Table 91-2: Treatment Approaches to MIBC Patients¶
| TREATMENT | PATIENT SELECTION | CLINICAL OUTCOMES |
|---|---|---|
| Bladder-sparing chemoradiation | No CIS, no hydronephrosis, maximal TURBT required | 65% cure, 55% bladder intact, highly dependent on patient selection |
| Cystectomy | Any MIBC patient | 50% cure with surgery alone, highly dependent on pathologic stage |
| Adjuvant cisplatin-based chemotherapy | Cisplatin-eligible, high-risk, postcystectomy MIBC patients (pT3-4, N+) | Similar improvement as neoadjuvant treatment, data less robust, many patients not suitable for adjuvant treatment |
| Adjuvant nivolumab | Postsurgery, high-risk MIBC and UTUC patients (pT3-4, N+, cisplatin-eligible after neoadjuvant therapy OR pT2-4, N+, cisplatin-ineligible who did not receive neoadjuvant therapy) | 30% improvement in disease-free survival compared to surgery alone |
Table 91-1: Non–Muscle-Invasive Bladder Cancer Recurrence Risk Groups¶
| RISK GROUP | CHARACTERISTICS |
|---|---|
| Low risk | Initial tumor, solitary tumor, low grade, <3 cm, no CIS |
7.1 Non-Muscle-Invasive Bladder Cancer¶
TURBT with intravesical BCG (50-29% recurrence reduction). Low-risk: mitomycin C, epirubicin, or gemcitabine. Intermediate/high-risk: 6-week BCG regimen. Recurrent cases may require repeat BCG or surgical cystectomy.
7.2 Muscle-Invasive Bladder Cancer¶
Cystectomy (50% cure rate) or bladder-sparing chemoradiation (65% cure rate). Neoadjuvant cisplatin-based chemo improves survival. Adjuvant nivolumab improves DFS by 30% in high-risk patients.
8. PROGNOSIS & COMPLICATIONS¶
5-year survival rates: 96% (Tis/Ta), 90% (T1), 70% (T2), 50% (T3), 36% (T1-T4 N1-N3), 5% (M1). Complications include cachexia, nutritional deficiencies (B12), and treatment-related toxicities (neuropathy, myelosuppression, immune-related adverse events).
9. SPECIAL CONSIDERATIONS¶
Pregnancy: Avoid chemotherapy; consider BCG. Pediatrics: Monitor for congenital anomalies. Elderly: Consider less aggressive therapies. Lynch syndrome: Test for MLH1, MSH2, MSH6 mutations in patients <60 with upper tract tumors or family history.
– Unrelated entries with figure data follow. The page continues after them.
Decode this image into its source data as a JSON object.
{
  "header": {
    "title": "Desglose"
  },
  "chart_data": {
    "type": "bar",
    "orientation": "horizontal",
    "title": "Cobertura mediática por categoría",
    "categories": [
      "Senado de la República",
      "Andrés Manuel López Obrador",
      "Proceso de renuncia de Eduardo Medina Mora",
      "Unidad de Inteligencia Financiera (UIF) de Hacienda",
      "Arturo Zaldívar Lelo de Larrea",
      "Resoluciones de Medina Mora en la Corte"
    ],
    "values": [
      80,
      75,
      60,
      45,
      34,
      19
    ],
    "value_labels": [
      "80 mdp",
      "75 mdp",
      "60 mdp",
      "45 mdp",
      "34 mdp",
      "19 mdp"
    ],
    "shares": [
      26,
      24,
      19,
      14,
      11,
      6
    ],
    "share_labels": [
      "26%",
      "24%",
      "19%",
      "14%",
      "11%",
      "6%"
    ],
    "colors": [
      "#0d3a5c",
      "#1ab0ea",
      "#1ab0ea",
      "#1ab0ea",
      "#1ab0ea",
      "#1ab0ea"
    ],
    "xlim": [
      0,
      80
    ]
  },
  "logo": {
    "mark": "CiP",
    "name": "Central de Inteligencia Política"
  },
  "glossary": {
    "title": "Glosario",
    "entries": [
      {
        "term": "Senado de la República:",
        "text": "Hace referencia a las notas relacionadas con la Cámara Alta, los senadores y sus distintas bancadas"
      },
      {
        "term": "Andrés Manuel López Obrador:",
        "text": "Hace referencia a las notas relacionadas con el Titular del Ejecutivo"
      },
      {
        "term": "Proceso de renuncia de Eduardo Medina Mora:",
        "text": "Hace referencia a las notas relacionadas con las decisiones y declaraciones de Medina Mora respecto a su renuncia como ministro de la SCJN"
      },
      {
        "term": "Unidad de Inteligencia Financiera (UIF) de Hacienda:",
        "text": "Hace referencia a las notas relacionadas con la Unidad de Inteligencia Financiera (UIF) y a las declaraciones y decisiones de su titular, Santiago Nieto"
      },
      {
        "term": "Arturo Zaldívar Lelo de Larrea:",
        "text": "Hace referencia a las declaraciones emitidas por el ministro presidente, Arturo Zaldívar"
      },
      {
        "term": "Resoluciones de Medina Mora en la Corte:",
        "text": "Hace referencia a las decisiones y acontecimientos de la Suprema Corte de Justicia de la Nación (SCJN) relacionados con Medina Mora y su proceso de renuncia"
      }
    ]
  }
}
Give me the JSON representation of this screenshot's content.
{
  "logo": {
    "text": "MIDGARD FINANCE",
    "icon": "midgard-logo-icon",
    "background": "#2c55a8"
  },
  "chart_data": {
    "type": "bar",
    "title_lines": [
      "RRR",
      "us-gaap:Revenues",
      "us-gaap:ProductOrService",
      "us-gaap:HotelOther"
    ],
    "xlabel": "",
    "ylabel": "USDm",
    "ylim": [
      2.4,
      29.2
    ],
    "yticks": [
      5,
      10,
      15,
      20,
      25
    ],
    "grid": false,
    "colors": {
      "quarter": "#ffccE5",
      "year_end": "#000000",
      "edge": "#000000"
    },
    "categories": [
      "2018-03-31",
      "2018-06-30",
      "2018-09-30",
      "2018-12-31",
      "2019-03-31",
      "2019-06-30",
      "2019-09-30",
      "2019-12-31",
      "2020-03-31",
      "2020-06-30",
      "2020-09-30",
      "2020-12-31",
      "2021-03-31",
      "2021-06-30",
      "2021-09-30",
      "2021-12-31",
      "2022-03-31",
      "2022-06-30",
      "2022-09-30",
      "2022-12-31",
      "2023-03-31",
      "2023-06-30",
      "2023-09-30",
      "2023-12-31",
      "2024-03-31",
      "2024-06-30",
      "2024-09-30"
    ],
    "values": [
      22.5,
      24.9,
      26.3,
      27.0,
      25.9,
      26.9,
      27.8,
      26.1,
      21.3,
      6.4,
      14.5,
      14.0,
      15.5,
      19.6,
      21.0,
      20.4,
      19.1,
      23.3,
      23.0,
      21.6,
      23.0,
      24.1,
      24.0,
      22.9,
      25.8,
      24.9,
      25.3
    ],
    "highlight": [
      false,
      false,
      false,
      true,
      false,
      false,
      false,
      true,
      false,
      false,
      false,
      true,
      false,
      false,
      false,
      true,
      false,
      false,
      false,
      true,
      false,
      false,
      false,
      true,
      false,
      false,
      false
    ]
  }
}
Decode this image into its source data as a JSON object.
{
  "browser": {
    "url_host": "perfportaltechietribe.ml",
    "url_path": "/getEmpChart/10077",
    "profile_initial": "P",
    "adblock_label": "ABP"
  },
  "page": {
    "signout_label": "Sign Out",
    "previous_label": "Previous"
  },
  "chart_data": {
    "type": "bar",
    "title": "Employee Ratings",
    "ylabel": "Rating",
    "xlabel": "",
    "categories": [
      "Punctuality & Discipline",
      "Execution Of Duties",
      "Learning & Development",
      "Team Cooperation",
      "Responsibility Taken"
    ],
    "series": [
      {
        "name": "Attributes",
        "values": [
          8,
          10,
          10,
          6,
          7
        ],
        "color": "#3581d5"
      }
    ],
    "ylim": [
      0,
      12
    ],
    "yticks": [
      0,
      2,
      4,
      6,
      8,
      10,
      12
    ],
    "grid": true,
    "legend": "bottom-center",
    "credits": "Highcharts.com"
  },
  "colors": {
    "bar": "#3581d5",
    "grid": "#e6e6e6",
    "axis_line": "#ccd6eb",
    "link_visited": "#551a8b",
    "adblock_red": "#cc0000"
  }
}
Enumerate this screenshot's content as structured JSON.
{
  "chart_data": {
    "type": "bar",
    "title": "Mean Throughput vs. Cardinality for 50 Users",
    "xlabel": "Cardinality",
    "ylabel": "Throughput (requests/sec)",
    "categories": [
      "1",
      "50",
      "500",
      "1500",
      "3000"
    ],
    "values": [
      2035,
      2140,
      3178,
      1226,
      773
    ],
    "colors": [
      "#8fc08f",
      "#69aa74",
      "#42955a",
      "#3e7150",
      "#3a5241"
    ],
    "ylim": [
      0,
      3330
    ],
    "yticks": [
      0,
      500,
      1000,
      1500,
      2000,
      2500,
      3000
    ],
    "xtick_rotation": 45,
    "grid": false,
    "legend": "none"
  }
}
10. KEY POINTS & CLINICAL PEARLS¶
- Smoking cessation prevents 1/3 of bladder cancers. 2. BCG is the gold standard for NMIBC. 3. EV+P improves OS in metastatic urothelial carcinoma. 4. Genomic sequencing guides personalized therapy. 5. Bladder-sparing chemoradiation is viable for select MIBC patients.